At the same moment, Jacob lunged for Boswell’s body and pressed the stun gun to the side of his fleshy neck. A pop. A pong of roasting pork.
I fully expected to shove Sarah out from Boswell’s body as it crumpled to the floor.
But at the last second, I felt the black veil throbbing like it was eager to suck her into oblivion.
It was raw and ugly. As close to hell as anything I’d ever seen.
And I just couldn’t bring myself to do that to Sarah.
Boswell’s body swayed. Sarah’s spirit flickered in the extremities—fingers, ears, nose—but she quickly reseated herself and locked its knees to keep it standing.
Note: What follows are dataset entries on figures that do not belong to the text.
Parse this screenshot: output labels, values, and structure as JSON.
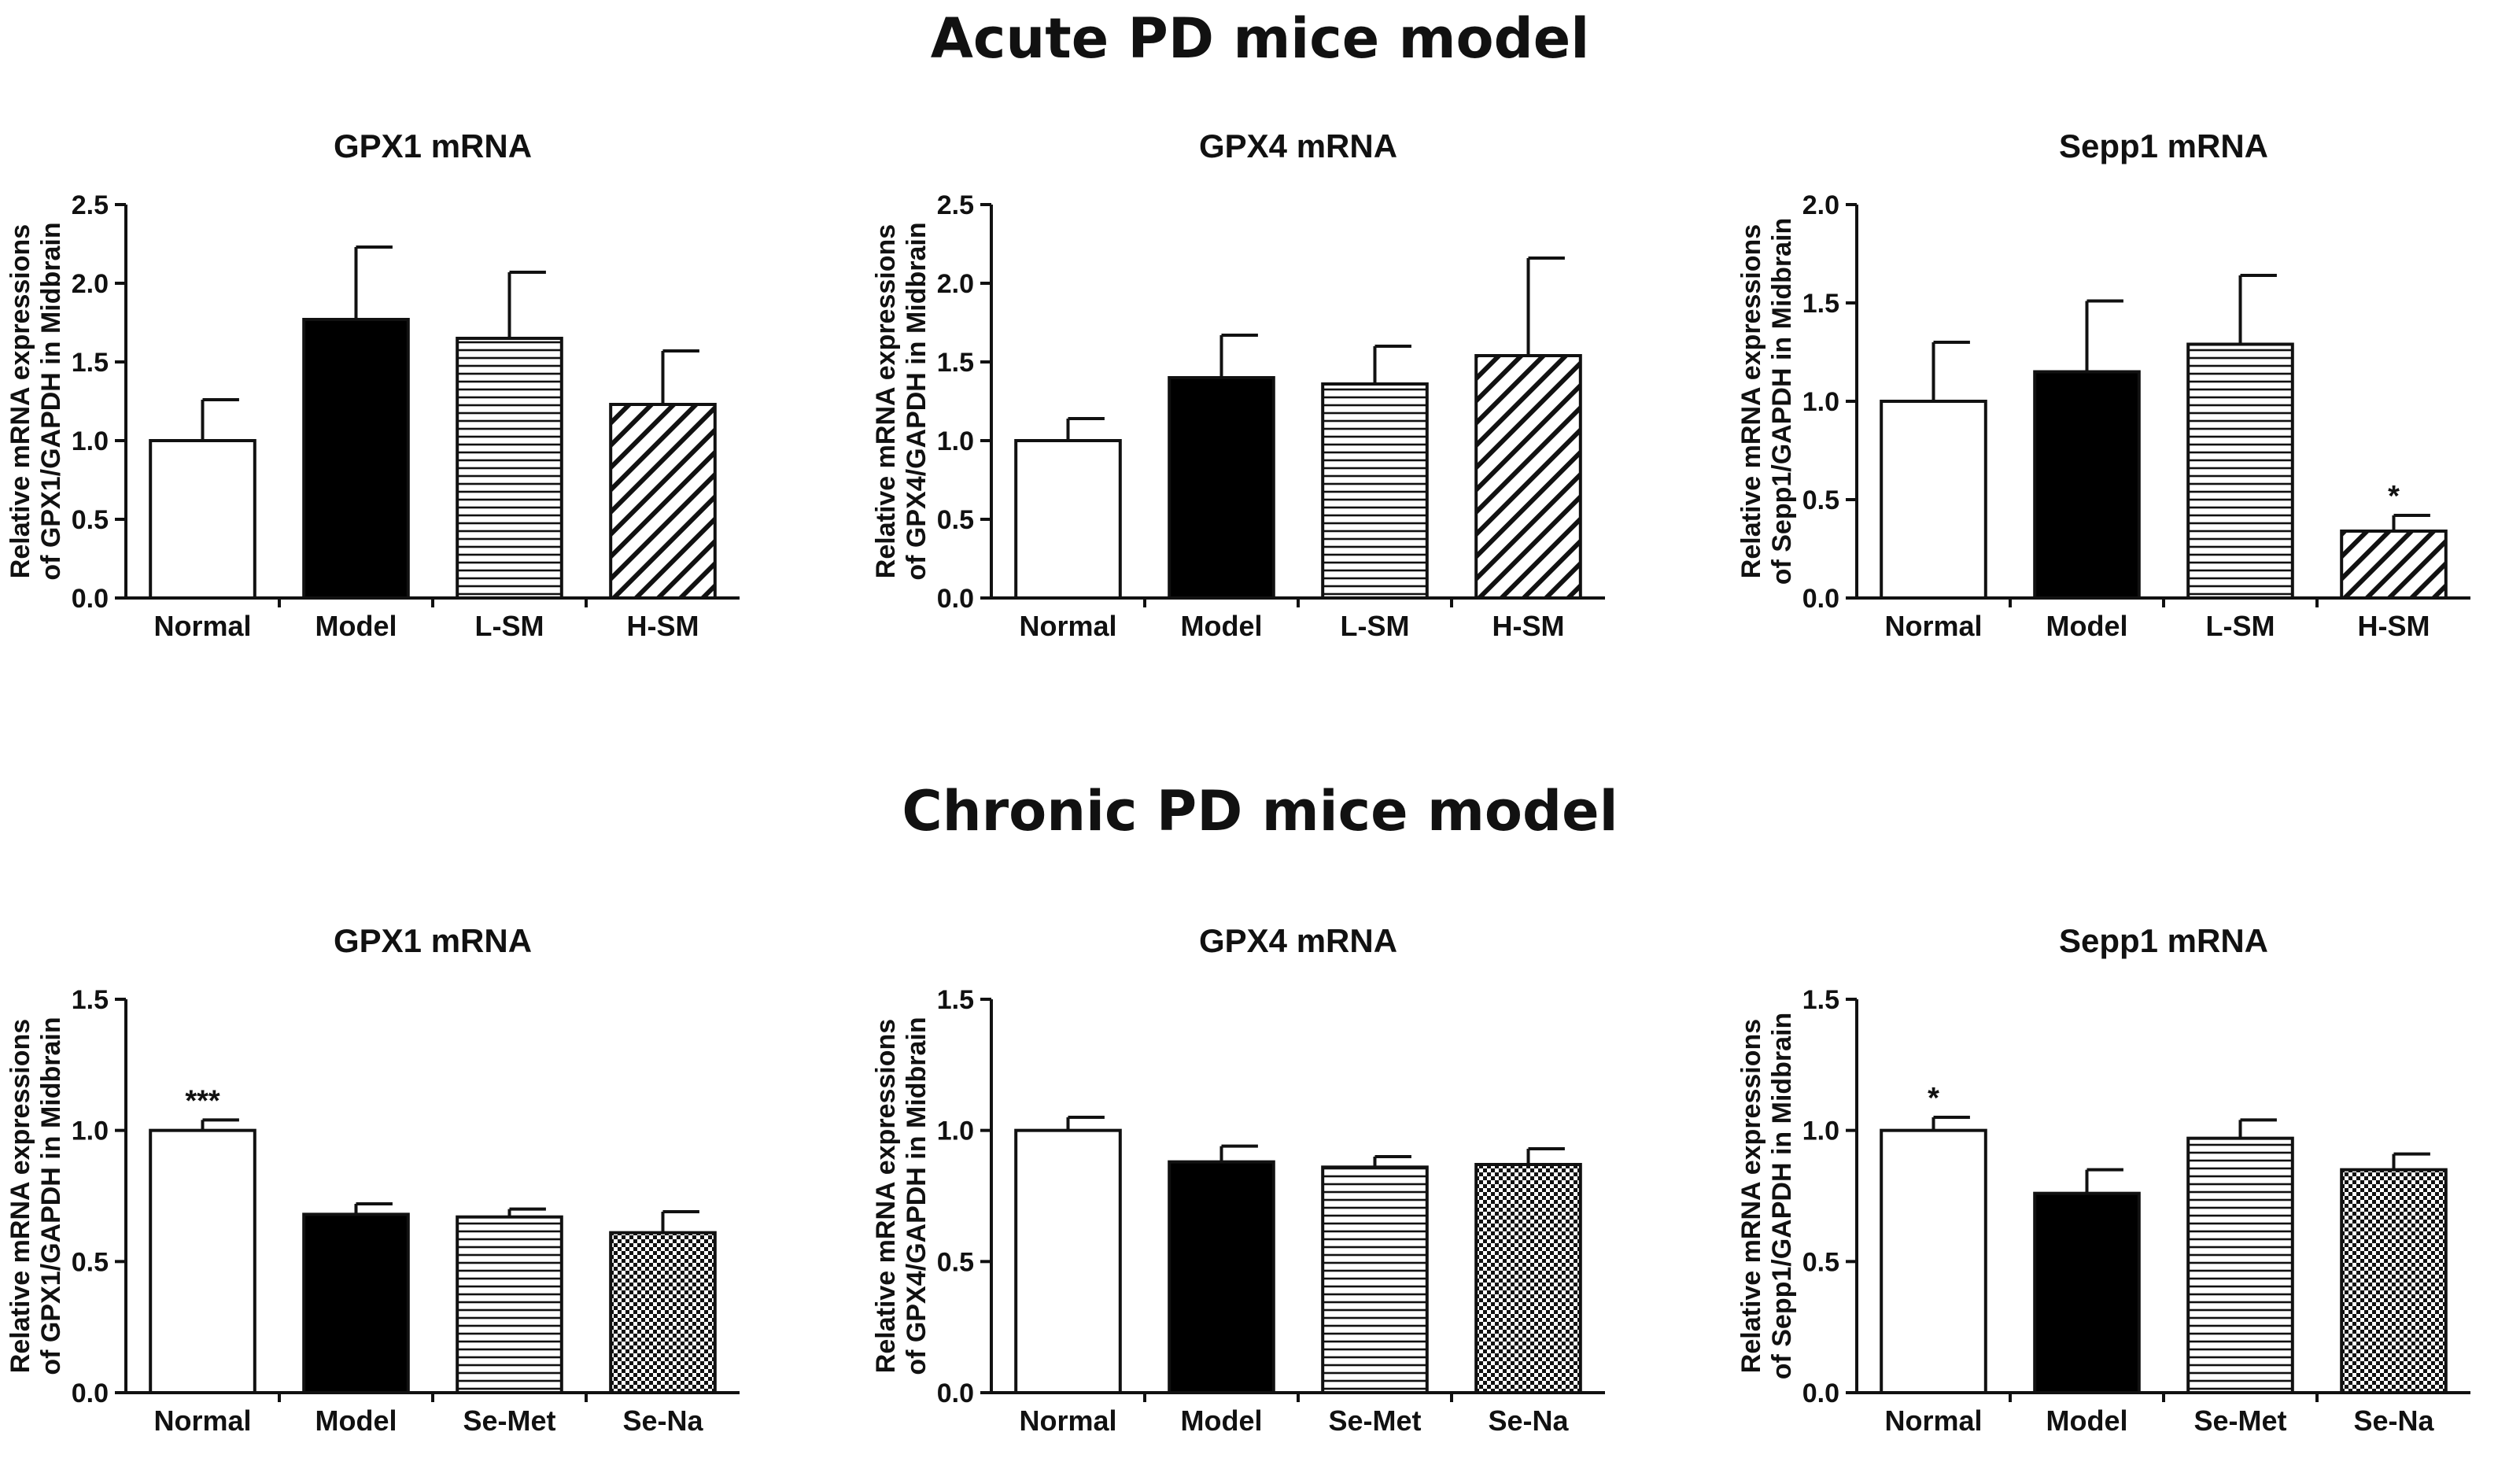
{
  "figure": {
    "acute_title": "Acute PD mice model",
    "chronic_title": "Chronic PD mice model"
  },
  "colors": {
    "ink": "#111111",
    "fill_white": "#ffffff",
    "fill_black": "#000000"
  },
  "chart_data": [
    {
      "id": "acute-gpx1",
      "type": "bar",
      "title": "GPX1 mRNA",
      "ylabel_line1": "Relative mRNA expressions",
      "ylabel_line2": "of GPX1/GAPDH in Midbrain",
      "xlabel": "",
      "categories": [
        "Normal",
        "Model",
        "L-SM",
        "H-SM"
      ],
      "values": [
        1.0,
        1.77,
        1.65,
        1.23
      ],
      "errors": [
        0.26,
        0.46,
        0.42,
        0.34
      ],
      "patterns": [
        "white",
        "black",
        "hlines",
        "diag"
      ],
      "significance": [
        "",
        "",
        "",
        ""
      ],
      "ylim": [
        0,
        2.5
      ],
      "yticks": [
        0.0,
        0.5,
        1.0,
        1.5,
        2.0,
        2.5
      ],
      "ytick_labels": [
        "0.0",
        "0.5",
        "1.0",
        "1.5",
        "2.0",
        "2.5"
      ]
    },
    {
      "id": "acute-gpx4",
      "type": "bar",
      "title": "GPX4 mRNA",
      "ylabel_line1": "Relative mRNA expressions",
      "ylabel_line2": "of GPX4/GAPDH in Midbrain",
      "xlabel": "",
      "categories": [
        "Normal",
        "Model",
        "L-SM",
        "H-SM"
      ],
      "values": [
        1.0,
        1.4,
        1.36,
        1.54
      ],
      "errors": [
        0.14,
        0.27,
        0.24,
        0.62
      ],
      "patterns": [
        "white",
        "black",
        "hlines",
        "diag"
      ],
      "significance": [
        "",
        "",
        "",
        ""
      ],
      "ylim": [
        0,
        2.5
      ],
      "yticks": [
        0.0,
        0.5,
        1.0,
        1.5,
        2.0,
        2.5
      ],
      "ytick_labels": [
        "0.0",
        "0.5",
        "1.0",
        "1.5",
        "2.0",
        "2.5"
      ]
    },
    {
      "id": "acute-sepp1",
      "type": "bar",
      "title": "Sepp1 mRNA",
      "ylabel_line1": "Relative mRNA expressions",
      "ylabel_line2": "of Sepp1/GAPDH in Midbrain",
      "xlabel": "",
      "categories": [
        "Normal",
        "Model",
        "L-SM",
        "H-SM"
      ],
      "values": [
        1.0,
        1.15,
        1.29,
        0.34
      ],
      "errors": [
        0.3,
        0.36,
        0.35,
        0.08
      ],
      "patterns": [
        "white",
        "black",
        "hlines",
        "diag"
      ],
      "significance": [
        "",
        "",
        "",
        "*"
      ],
      "ylim": [
        0,
        2.0
      ],
      "yticks": [
        0.0,
        0.5,
        1.0,
        1.5,
        2.0
      ],
      "ytick_labels": [
        "0.0",
        "0.5",
        "1.0",
        "1.5",
        "2.0"
      ]
    },
    {
      "id": "chronic-gpx1",
      "type": "bar",
      "title": "GPX1 mRNA",
      "ylabel_line1": "Relative mRNA expressions",
      "ylabel_line2": "of GPX1/GAPDH in Midbrain",
      "xlabel": "",
      "categories": [
        "Normal",
        "Model",
        "Se-Met",
        "Se-Na"
      ],
      "values": [
        1.0,
        0.68,
        0.67,
        0.61
      ],
      "errors": [
        0.04,
        0.04,
        0.03,
        0.08
      ],
      "patterns": [
        "white",
        "black",
        "hlines",
        "checker"
      ],
      "significance": [
        "***",
        "",
        "",
        ""
      ],
      "ylim": [
        0,
        1.5
      ],
      "yticks": [
        0.0,
        0.5,
        1.0,
        1.5
      ],
      "ytick_labels": [
        "0.0",
        "0.5",
        "1.0",
        "1.5"
      ]
    },
    {
      "id": "chronic-gpx4",
      "type": "bar",
      "title": "GPX4 mRNA",
      "ylabel_line1": "Relative mRNA expressions",
      "ylabel_line2": "of GPX4/GAPDH in Midbrain",
      "xlabel": "",
      "categories": [
        "Normal",
        "Model",
        "Se-Met",
        "Se-Na"
      ],
      "values": [
        1.0,
        0.88,
        0.86,
        0.87
      ],
      "errors": [
        0.05,
        0.06,
        0.04,
        0.06
      ],
      "patterns": [
        "white",
        "black",
        "hlines",
        "checker"
      ],
      "significance": [
        "",
        "",
        "",
        ""
      ],
      "ylim": [
        0,
        1.5
      ],
      "yticks": [
        0.0,
        0.5,
        1.0,
        1.5
      ],
      "ytick_labels": [
        "0.0",
        "0.5",
        "1.0",
        "1.5"
      ]
    },
    {
      "id": "chronic-sepp1",
      "type": "bar",
      "title": "Sepp1 mRNA",
      "ylabel_line1": "Relative mRNA expressions",
      "ylabel_line2": "of Sepp1/GAPDH in Midbrain",
      "xlabel": "",
      "categories": [
        "Normal",
        "Model",
        "Se-Met",
        "Se-Na"
      ],
      "values": [
        1.0,
        0.76,
        0.97,
        0.85
      ],
      "errors": [
        0.05,
        0.09,
        0.07,
        0.06
      ],
      "patterns": [
        "white",
        "black",
        "hlines",
        "checker"
      ],
      "significance": [
        "*",
        "",
        "",
        ""
      ],
      "ylim": [
        0,
        1.5
      ],
      "yticks": [
        0.0,
        0.5,
        1.0,
        1.5
      ],
      "ytick_labels": [
        "0.0",
        "0.5",
        "1.0",
        "1.5"
      ]
    }
  ]
}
Sledge’s eyes went wide. And then he wound up for a roundhouse that would bust the meat puppet’s jaw.
I did the only thing I could do and shoved myself between them.
The hit landed on my sternum and my breath punched out so hard I thought I might never breathe again. But all my focus was on clenching down on my subtle bodies to stop them from tumbling into the hungry void.
Sledge was momentarily baffled that anyone would stand up to him, capably or not. And then he figured out that that someone was me—the federal agent who’d reacted to all his posturing with a stony expression, who’d refused to give him any satisfaction.
And he smirked.
And swung again.
I almost dodged it…which didn’t do me a damn bit of good.
There was a loud crack. Not my skull, but the SPECs as they jolted off my face, banked off a wall, then hit the floor with a crunch.